Wooden Board Kitchen
It's a small joint, fairly unassuming and obviously a little hidden but before you think twice, walk in and ask for a table. I think you'll be pleasantly surprised.
We're fairly spoilt for choice when it comes to dining out in Auckland. We've got everything from high-end five star to cheap and cheerful. But not everywhere you go is good, and high price doesn't necessarily mean high quality. Fortunately this sentiment works both ways which is where the Wooden Board kitchen comes into the picture.
If you venture up to the top of Queen Street past the intersection with K Road you might just spot a little restaurant tucked in on the left. Upstairs is an Asian eatery which does confuse the situation, but the wooden board sign at the door should indicate you're in the right place. It's a small joint, fairly unassuming and obviously a little hidden but before you think twice, walk in and ask for a table. I think you'll be pleasantly surprised.
You'll enter a small paired-back dinning area with a number of wooden tables, and the kitchen at the back of the space. There isn't much to harp on about in terms of interiors, it's just a simple restaurant made for people to enjoy food in.
We ordered a glass of the house white and a beer to start off with as we perused the menu which, for dinner, was split between 'stingy plates' and 'generous plates'. It didn't take long to realise that a lot more than just the bigger plates could be considered generous - this is one very affordable spread. My theory that a Thai restaurant is the only place you can get a decent but cheap three course meal went out the window when I perused what was on offer here. Honey roasted beetroot tart with caramelised onion, cream cheese and balsamic reduction for just $8? Really? New Zealand green lip mussels with a creamy tomato and coriander sauce with grilled ciabatta for $8? Well don't mind if do!
Our friendly waiter explained we could work things a number of ways with this menu - a classic entree, main, dessert triad, share a collection of small and big plates or just go for a range of small plates and graze tapas style. We decided to go with the small plate medley and chose the mussels (as above) along with pulled braised beef with Asian slaw, sesame seeds and flaky flat bread ($8), pan-seared scallops with avocado, tomato salsa, lemon and pangrattato ($9), sweet kumara croquettes ($7), and a mixed leaf salad with shaved Parmesan ($6) thrown in there for good measure. Our selection was commended - two items we selected were personal favourites of the waiter's which was reassuring.
Not long after ordering our plates (which were actually wooden platters, naturally) started arriving and everything smelt and looked mighty fine. I started with a scallop - a succulent mouthful of the soft delicacy with a crunchy toasted crumb offset with the fresh salsa. I then went for a kumera croquette which was comfortingly sweet and creamy. I had no problems working my way round all of our dishes multiple times until both myself and my dining companion had polished everything off. This is simple wholesome food at its best. I almost felt like I was at a friend's house for a relaxed yet impressive dinner party. And I don't mean wholesome in a basic/burnt/"nice try love" type of way. A special mention must go to the two dishes the waiter had backed - the green lipped mussels and the braised beef which were both delicious.

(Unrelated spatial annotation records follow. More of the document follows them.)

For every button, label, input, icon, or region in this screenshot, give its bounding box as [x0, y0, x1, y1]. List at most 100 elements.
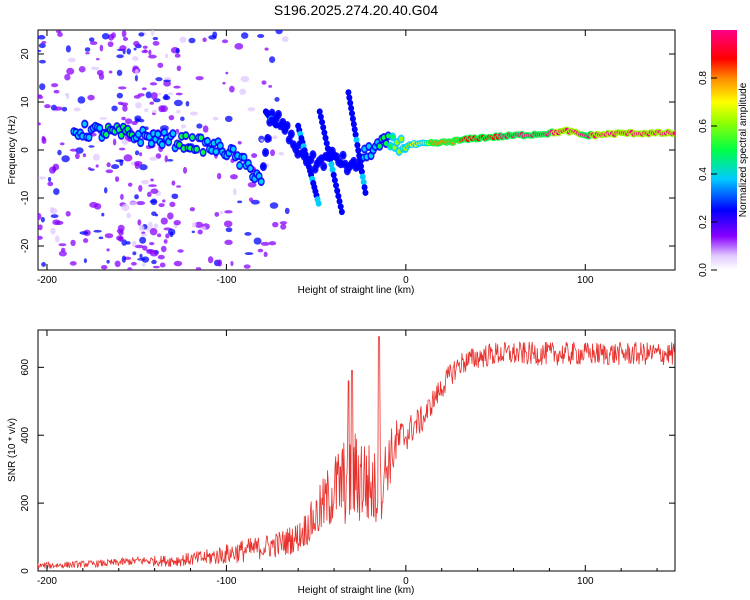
spectrogram-ridge-core: [213, 149, 219, 155]
spectrogram-noise-blob: [177, 249, 184, 253]
spectrogram-streak-blob: [350, 120, 357, 128]
spectrogram-ridge-core: [261, 164, 266, 170]
spectrogram-noise-blob: [163, 80, 171, 87]
snr-panel: -200 -100 0 100 0 200 400 600 Height of straig…: [7, 329, 676, 596]
spectrogram-noise-blob: [180, 116, 185, 122]
spectrogram-noise-blob: [174, 53, 181, 58]
spectrogram-noise-blob: [53, 106, 63, 111]
spectrogram-noise-blob: [134, 75, 138, 82]
spectrogram-noise-blob: [269, 56, 276, 64]
spectrogram-ridge-core: [377, 143, 382, 149]
spectrogram-noise-blob: [119, 159, 124, 166]
spectrogram-noise-blob: [148, 184, 157, 188]
spectrogram-noise-blob: [53, 89, 60, 94]
spectrogram-noise-blob: [260, 241, 270, 246]
spectrogram-noise-blob: [55, 220, 64, 225]
y-tick-label: 200: [20, 494, 31, 511]
spectrogram-noise-blob: [165, 233, 170, 239]
spectrogram-noise-blob: [150, 30, 155, 36]
spectrogram-noise-blob: [253, 237, 262, 245]
spectrogram-noise-blob: [240, 75, 250, 83]
spectrogram-noise-blob: [257, 33, 265, 39]
spectrogram-noise-blob: [269, 202, 279, 209]
spectrogram-ridge-core: [149, 141, 154, 147]
spectrogram-noise-blob: [122, 104, 128, 112]
spectrogram-noise-blob: [191, 230, 195, 234]
spectrogram-noise-blob: [196, 123, 203, 129]
spectrogram-streak-blob: [329, 166, 336, 173]
spectrogram-noise-blob: [121, 30, 127, 38]
spectrogram-noise-blob: [38, 59, 46, 64]
spectrogram-noise-blob: [248, 197, 254, 202]
spectrogram-streak-blob: [326, 150, 333, 158]
spectrogram-noise-blob: [176, 185, 182, 188]
colorbar-ticks: 0.0 0.2 0.4 0.6 0.8: [698, 71, 717, 277]
spectrogram-noise-blob: [221, 39, 229, 44]
spectrogram-streak-blob: [337, 203, 344, 210]
spectrogram-ridge-core: [82, 121, 87, 127]
spectrogram-noise-blob: [38, 35, 46, 40]
spectrogram-streak-blob: [331, 177, 338, 184]
spectrogram-streak-blob: [324, 145, 331, 152]
spectrogram-streak-blob: [273, 122, 280, 129]
spectrogram-noise-blob: [225, 71, 229, 75]
spectrogram-noise-blob: [158, 203, 165, 208]
spectrogram-noise-blob: [160, 105, 168, 113]
spectrogram-noise-blob: [89, 41, 98, 46]
spectrogram-noise-blob: [173, 260, 183, 267]
spectrogram-noise-blob: [141, 263, 146, 267]
spectrogram-noise-blob: [159, 262, 166, 268]
spectrogram-streak-blob: [360, 178, 367, 186]
spectrogram-noise-blob: [168, 92, 174, 96]
spectrogram-noise-blob: [229, 174, 238, 180]
spectrogram-noise-blob: [247, 182, 257, 188]
spectrogram-noise-blob: [134, 244, 144, 249]
spectrogram-streak-blob: [353, 136, 360, 144]
spectrogram-noise-blob: [119, 45, 127, 51]
spectrogram-noise-blob: [126, 267, 133, 270]
spectrogram-noise-blob: [143, 49, 148, 52]
spectrogram-ridge-core: [138, 140, 143, 146]
spectrogram-noise-blob: [38, 95, 44, 100]
spectrogram-ridge-core: [170, 131, 176, 137]
spectrogram-noise-blob: [41, 136, 47, 144]
spectrogram-noise-blob: [38, 122, 41, 126]
spectrogram-noise-blob: [53, 188, 60, 195]
spectrogram-noise-blob: [65, 211, 71, 217]
spectrogram-ridge-core: [218, 143, 223, 149]
spectrogram-noise-blob: [78, 65, 86, 73]
spectrogram-noise-blob: [120, 193, 124, 200]
spectrogram-noise-blob: [175, 92, 183, 96]
spectrogram-noise-blob: [216, 172, 222, 180]
y-tick-label: 600: [20, 359, 31, 376]
spectrogram-noise-blob: [163, 239, 168, 244]
spectrogram-noise-blob: [142, 245, 148, 251]
colorbar: 0.0 0.2 0.4 0.6 0.8 Normalized spectral ampl…: [698, 30, 749, 277]
spectrogram-noise-blob: [137, 257, 146, 261]
x-tick-label: 0: [403, 275, 409, 286]
spectrogram-ridge-core: [351, 158, 357, 164]
spectrogram-ridge-core: [136, 131, 141, 137]
spectrogram-noise-blob: [212, 116, 219, 121]
x-tick-label: 0: [403, 576, 409, 587]
spectrogram-noise-blob: [116, 69, 123, 76]
spectrogram-noise-blob: [150, 92, 158, 100]
spectrogram-noise-blob: [244, 232, 252, 236]
colorbar-tick-label: 0.8: [698, 71, 709, 85]
spectrogram-noise-blob: [229, 85, 235, 93]
spectrogram-noise-blob: [83, 258, 87, 264]
spectrogram-noise-blob: [38, 176, 47, 180]
spectrogram-noise-blob: [237, 140, 242, 145]
spectrogram-streak-blob: [327, 155, 334, 163]
spectrogram-ridge-core: [119, 132, 124, 138]
spectrogram-noise-blob: [105, 169, 114, 174]
spectrogram-noise-blob: [149, 101, 155, 105]
spectrogram-noise-blob: [264, 47, 269, 51]
snr-y-ticks: 0 200 400 600: [20, 359, 675, 574]
spectrogram-noise-blob: [138, 118, 145, 123]
snr-x-ticks: -200 -100 0 100: [37, 330, 658, 587]
spectrogram-noise-blob: [61, 155, 70, 163]
spectrogram-noise-blob: [142, 45, 148, 49]
spectrogram-noise-blob: [149, 82, 158, 86]
spectrogram-noise-blob: [64, 93, 68, 96]
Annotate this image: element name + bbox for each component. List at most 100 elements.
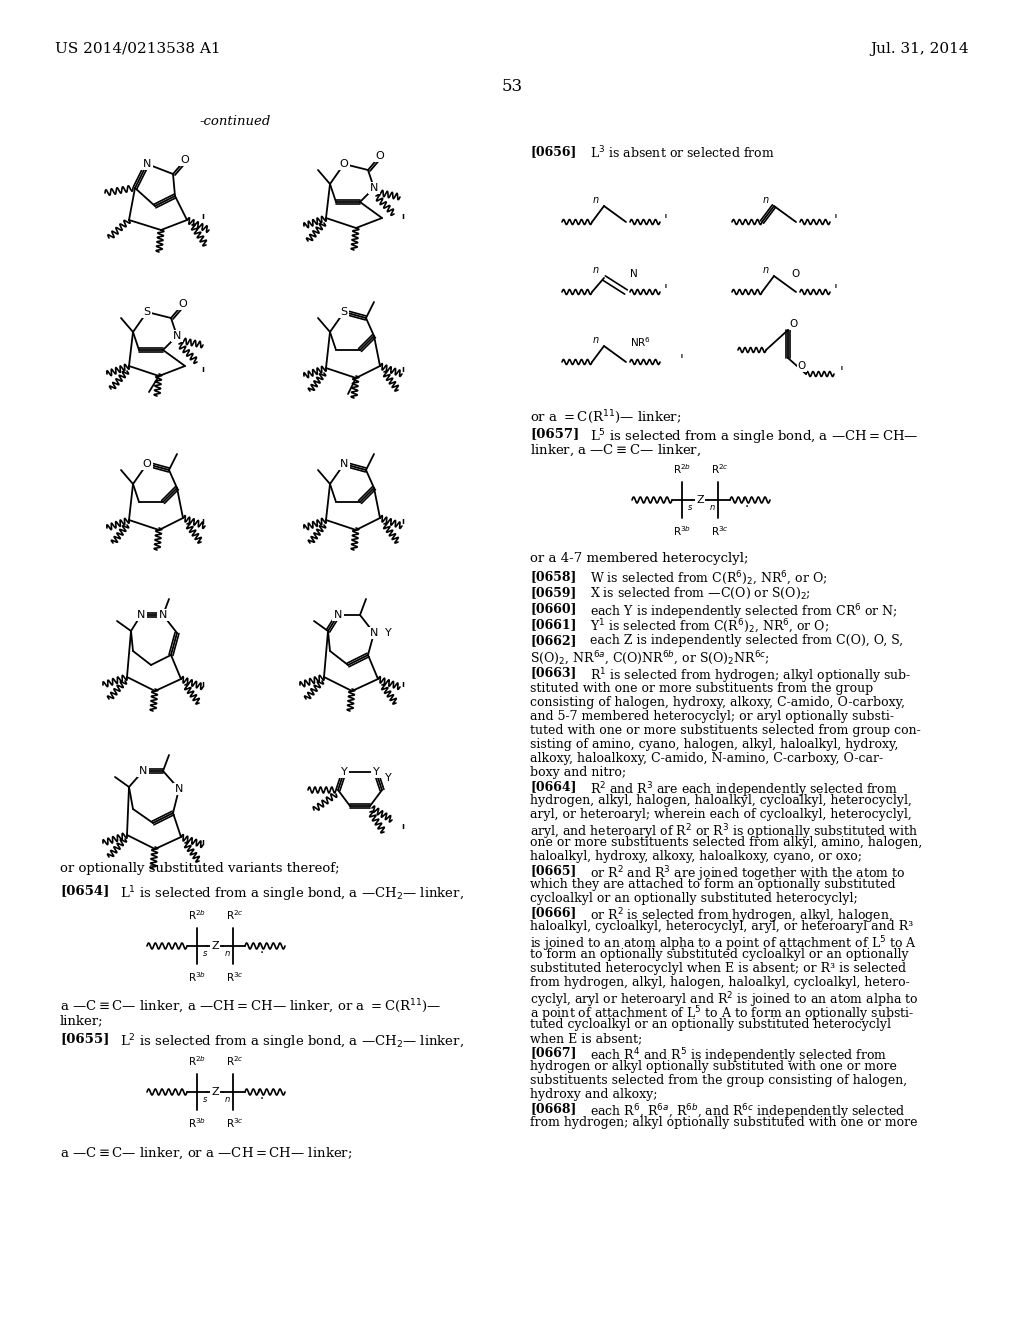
- Text: each R$^4$ and R$^5$ is independently selected from: each R$^4$ and R$^5$ is independently se…: [590, 1045, 887, 1065]
- Text: N: N: [159, 610, 167, 620]
- Text: tuted with one or more substituents selected from group con-: tuted with one or more substituents sele…: [530, 723, 921, 737]
- Text: NR$^6$: NR$^6$: [630, 335, 651, 348]
- Text: O: O: [340, 158, 348, 169]
- Text: [0666]: [0666]: [530, 906, 577, 919]
- Text: R$^{3b}$: R$^{3b}$: [188, 1115, 206, 1130]
- Text: N: N: [175, 784, 183, 795]
- Text: ': ': [200, 213, 205, 231]
- Text: R$^{3b}$: R$^{3b}$: [673, 524, 691, 537]
- Text: n: n: [763, 265, 769, 275]
- Text: which they are attached to form an optionally substituted: which they are attached to form an optio…: [530, 878, 896, 891]
- Text: [0665]: [0665]: [530, 865, 577, 876]
- Text: N: N: [173, 331, 181, 341]
- Text: ': ': [664, 282, 668, 297]
- Text: R$^{2c}$: R$^{2c}$: [226, 1055, 244, 1068]
- Text: [0660]: [0660]: [530, 602, 577, 615]
- Text: S: S: [143, 308, 151, 317]
- Text: ': ': [200, 517, 205, 536]
- Text: when E is absent;: when E is absent;: [530, 1032, 642, 1045]
- Text: N: N: [630, 269, 638, 279]
- Text: N: N: [142, 158, 152, 169]
- Text: substituents selected from the group consisting of halogen,: substituents selected from the group con…: [530, 1074, 907, 1086]
- Text: a point of attachment of L$^5$ to A to form an optionally substi-: a point of attachment of L$^5$ to A to f…: [530, 1005, 914, 1023]
- Text: '.: '.: [742, 496, 751, 510]
- Text: R$^{3c}$: R$^{3c}$: [226, 970, 244, 983]
- Text: O: O: [142, 459, 152, 469]
- Text: N: N: [340, 459, 348, 469]
- Text: each Y is independently selected from CR$^6$ or N;: each Y is independently selected from CR…: [590, 602, 898, 622]
- Text: ': ': [200, 366, 205, 384]
- Text: ': ': [400, 213, 406, 231]
- Text: ': ': [834, 282, 838, 297]
- Text: '.: '.: [257, 942, 265, 956]
- Text: n: n: [593, 265, 599, 275]
- Text: [0659]: [0659]: [530, 586, 577, 599]
- Text: Y$^1$ is selected from C(R$^6$)$_2$, NR$^6$, or O;: Y$^1$ is selected from C(R$^6$)$_2$, NR$…: [590, 618, 829, 636]
- Text: tuted cycloalkyl or an optionally substituted heterocyclyl: tuted cycloalkyl or an optionally substi…: [530, 1018, 891, 1031]
- Text: n: n: [224, 1096, 229, 1104]
- Text: [0667]: [0667]: [530, 1045, 577, 1059]
- Text: ': ': [834, 213, 838, 227]
- Text: s: s: [203, 1096, 207, 1104]
- Text: R$^{2b}$: R$^{2b}$: [673, 462, 691, 477]
- Text: Jul. 31, 2014: Jul. 31, 2014: [870, 42, 969, 55]
- Text: R$^{2c}$: R$^{2c}$: [226, 908, 244, 921]
- Text: or a 4-7 membered heterocyclyl;: or a 4-7 membered heterocyclyl;: [530, 552, 749, 565]
- Text: L$^3$ is absent or selected from: L$^3$ is absent or selected from: [590, 145, 774, 161]
- Text: O: O: [178, 300, 187, 309]
- Text: Y: Y: [385, 774, 391, 783]
- Text: [0668]: [0668]: [530, 1102, 577, 1115]
- Text: or a $=$C(R$^{11}$)— linker;: or a $=$C(R$^{11}$)— linker;: [530, 408, 681, 425]
- Text: s: s: [688, 503, 692, 512]
- Text: W is selected from C(R$^6$)$_2$, NR$^6$, or O;: W is selected from C(R$^6$)$_2$, NR$^6$,…: [590, 570, 827, 589]
- Text: R$^{3c}$: R$^{3c}$: [711, 524, 729, 537]
- Text: haloalkyl, hydroxy, alkoxy, haloalkoxy, cyano, or oxo;: haloalkyl, hydroxy, alkoxy, haloalkoxy, …: [530, 850, 862, 863]
- Text: O: O: [798, 360, 806, 371]
- Text: n: n: [593, 195, 599, 205]
- Text: a —C$\equiv$C— linker, or a —CH$=$CH— linker;: a —C$\equiv$C— linker, or a —CH$=$CH— li…: [60, 1146, 352, 1162]
- Text: [0654]: [0654]: [60, 884, 110, 898]
- Text: R$^{2b}$: R$^{2b}$: [188, 908, 206, 921]
- Text: to form an optionally substituted cycloalkyl or an optionally: to form an optionally substituted cycloa…: [530, 948, 908, 961]
- Text: [0664]: [0664]: [530, 780, 577, 793]
- Text: R$^1$ is selected from hydrogen; alkyl optionally sub-: R$^1$ is selected from hydrogen; alkyl o…: [590, 667, 911, 685]
- Text: N: N: [334, 610, 342, 620]
- Text: R$^{2b}$: R$^{2b}$: [188, 1055, 206, 1068]
- Text: [0663]: [0663]: [530, 667, 577, 678]
- Text: Z: Z: [696, 495, 703, 506]
- Text: s: s: [203, 949, 207, 958]
- Text: [0661]: [0661]: [530, 618, 577, 631]
- Text: N: N: [370, 183, 378, 193]
- Text: alkoxy, haloalkoxy, C-amido, N-amino, C-carboxy, O-car-: alkoxy, haloalkoxy, C-amido, N-amino, C-…: [530, 752, 883, 766]
- Text: hydrogen, alkyl, halogen, haloalkyl, cycloalkyl, heterocyclyl,: hydrogen, alkyl, halogen, haloalkyl, cyc…: [530, 795, 912, 807]
- Text: each Z is independently selected from C(O), O, S,: each Z is independently selected from C(…: [590, 634, 903, 647]
- Text: n: n: [224, 949, 229, 958]
- Text: n: n: [763, 195, 769, 205]
- Text: from hydrogen; alkyl optionally substituted with one or more: from hydrogen; alkyl optionally substitu…: [530, 1115, 918, 1129]
- Text: N: N: [139, 766, 147, 776]
- Text: or optionally substituted variants thereof;: or optionally substituted variants there…: [60, 862, 340, 875]
- Text: L$^1$ is selected from a single bond, a —CH$_2$— linker,: L$^1$ is selected from a single bond, a …: [120, 884, 464, 904]
- Text: Y: Y: [385, 628, 391, 638]
- Text: R$^{3b}$: R$^{3b}$: [188, 970, 206, 983]
- Text: R$^{2c}$: R$^{2c}$: [711, 462, 729, 477]
- Text: R$^2$ and R$^3$ are each independently selected from: R$^2$ and R$^3$ are each independently s…: [590, 780, 897, 800]
- Text: L$^5$ is selected from a single bond, a —CH$=$CH—: L$^5$ is selected from a single bond, a …: [590, 426, 919, 446]
- Text: n: n: [710, 503, 715, 512]
- Text: [0657]: [0657]: [530, 426, 580, 440]
- Text: [0662]: [0662]: [530, 634, 577, 647]
- Text: from hydrogen, alkyl, halogen, haloalkyl, cycloalkyl, hetero-: from hydrogen, alkyl, halogen, haloalkyl…: [530, 975, 909, 989]
- Text: ': ': [680, 352, 684, 367]
- Text: aryl, and heteroaryl of R$^2$ or R$^3$ is optionally substituted with: aryl, and heteroaryl of R$^2$ or R$^3$ i…: [530, 822, 918, 842]
- Text: O: O: [376, 150, 384, 161]
- Text: O: O: [792, 269, 800, 279]
- Text: sisting of amino, cyano, halogen, alkyl, haloalkyl, hydroxy,: sisting of amino, cyano, halogen, alkyl,…: [530, 738, 898, 751]
- Text: [0656]: [0656]: [530, 145, 577, 158]
- Text: L$^2$ is selected from a single bond, a —CH$_2$— linker,: L$^2$ is selected from a single bond, a …: [120, 1032, 464, 1052]
- Text: Z: Z: [211, 941, 219, 950]
- Text: '.: '.: [257, 1088, 265, 1102]
- Text: hydrogen or alkyl optionally substituted with one or more: hydrogen or alkyl optionally substituted…: [530, 1060, 897, 1073]
- Text: is joined to an atom alpha to a point of attachment of L$^5$ to A: is joined to an atom alpha to a point of…: [530, 935, 918, 953]
- Text: R$^{3c}$: R$^{3c}$: [226, 1115, 244, 1130]
- Text: cyclyl, aryl or heteroaryl and R$^2$ is joined to an atom alpha to: cyclyl, aryl or heteroaryl and R$^2$ is …: [530, 990, 919, 1010]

The evening was completed with dessert. I wasn't really an option not to go there when I saw a dish titled "chocolate lava" on the menu. This warm molten chocolate pudding was served with Rush-Munro's ice-cream ($10) and was a decadent pot of happiness. We also tried the eton mess - smashed meringue folded in whipped cream with baked seasonal fruits (peach) and amaretto crumble ($8) which could have benefited from a touch more fruit and crumble but really that's just being picky.
Delicious food, relaxed atmosphere, friendly service and a refreshingly light bill - too much to ask for in Central Auckland? Apparently not at the Wooden Board Kitchen.